By Michelle Nichols and Frank Jack Daniel
UNITED NATIONS/CARACAS (Reuters) - The United States on Saturday called on the world to "pick a side" on Venezuela and urged countries to financially disconnect from Nicolas Maduro's government, while European powers signaled they were set to follow Washington in recognising Venezuelan opposition leader Juan Guaido as the country's rightful leader.
In heated back-and-forth exchanges at a United Nations Security Council meeting, the opposing camp led by Venezuela and Russia, which has invested heavily in Venezuela's oil industry, accused Washington of attempting a coup, and lambasted Europeans' demand that elections be called within eight days.
Guaido, who took the helm of the National Assembly on Jan. 5, proclaimed himself interim president on Wednesday. The United States, Canada and a string of Latin American countries recognised the young leader in quick succession. But Maduro, who has led the oil-rich nation since 2013 and has the support of the armed forces, has refused to stand down.
Speaking at the U.N. meeting called by the United States, U.S. Secretary of State Mike Pompeo said Maduro's "socialist experiment" had caused the economy to collapse and reduced ordinary Venezuelans to rooting through dumpsters for food.
"Now it is time for every other nation to pick a side. ... Either you stand with the forces of freedom, or you're in league with Maduro and his mayhem," Pompeo told the council. "We call on all members of the Security Council to support Venezuela's democratic transition and interim President Guaido's role."
Pompeo also called on the international community to disconnect their financial systems from Maduro's regime. Washington has signaled it was ready to step up economic measures to try to drive Maduro from power, but on Saturday Pompeo declined to elaborate on any such plans.
By overcoming opposition to holding the U.N. meeting on Saturday, Washington successfully put the global spotlight on Venezuela as a Security Council problem. However, any council action to address the crisis would be blocked by veto-powers Russia and China, diplomats said.
Britain, Germany, France and Spain all said on Saturday they would recognise Guaido if Maduro failed to call fresh elections in eight days, an ultimatum Russia said was "absurd" and the Venezuelan foreign minister called "childlike."
"Europe is giving us eight days? Where do you get that you have the power to establish a deadline or an ultimatum to a sovereign people?" Venezuela's Foreign Minister Jorge Arreaza told the Security Council.
Russia also said military intervention in Venezuela should be avoided at any cost, while Caracas reiterated that its offer of dialogue with President Donald Trump's government was still on the table despite his administration's two-year campaign against Maduro.

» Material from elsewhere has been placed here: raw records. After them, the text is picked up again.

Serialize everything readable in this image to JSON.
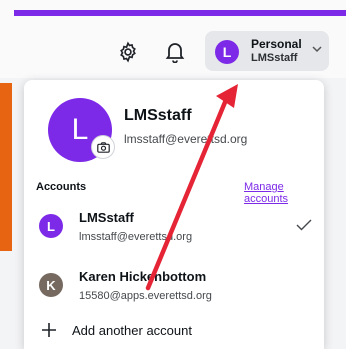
{
  "colors": {
    "accent": "#7d2ae8",
    "orange_strip": "#e66412",
    "second_avatar": "#76695f",
    "annotation_arrow": "#e52435"
  },
  "header": {
    "settings_icon": "gear-icon",
    "notifications_icon": "bell-icon",
    "account_switcher": {
      "avatar_initial": "L",
      "title": "Personal",
      "subtitle": "LMSstaff"
    }
  },
  "profile": {
    "avatar_initial": "L",
    "name": "LMSstaff",
    "email": "lmsstaff@everettsd.org"
  },
  "accounts": {
    "section_label": "Accounts",
    "manage_label": "Manage accounts",
    "items": [
      {
        "initial": "L",
        "name": "LMSstaff",
        "email": "lmsstaff@everettsd.org",
        "selected": true
      },
      {
        "initial": "K",
        "name": "Karen Hickenbottom",
        "email": "15580@apps.everettsd.org",
        "selected": false
      }
    ],
    "add_label": "Add another account"
  }
}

Venezuela has sunk into turmoil under Maduro with food shortages and daily protests amid an economic and political crisis that has sparked mass emigration and inflation that is seen rising to 10 million percent this year.
Maduro cruised to re-election last May amid low turnout and allegations of vote buying by the government. The domestic opposition, the United States and right-leaning Latin American governments declined to recognise the result of the ballot.
Venezuelan opposition sympathizers had been urging Guaido to assume the presidency since Maduro was inaugurated for a second term on Jan. 10. Hundreds of thousands took to the streets in Caracas earlier this week, calling on Maduro to step down.
Guaido's declaration of himself as the interim president takes Venezuela into uncharted territory, with the possibility of the opposition now running a parallel government recognised abroad as legitimate but without control over state functions.
On Saturday, Guaido celebrated the support of European countries and asked them to send humanitarian aid to help relieve the economic crisis. "We woke up today with nothing less than the full support of the European community," Guaido said at a small political event in a square in the capital Caracas.
"Several European countries have been in touch with us and are going to support the entry of humanitarian aid. ... We continue adding countries to this great effort," he said.
The Maduro government has previously rejected such aid, denying there is a humanitarian crisis in the country and blaming economic problems on sanctions.
After Washington's declaration of support for Guaido, Maduro cut off diplomatic relations with the United States on Wednesday and gave U.S. diplomats 72 hours to leave the country.
Although some diplomats left on Friday, Guaido said the U.S. embassy was still working and that embassy officials had been to visit him.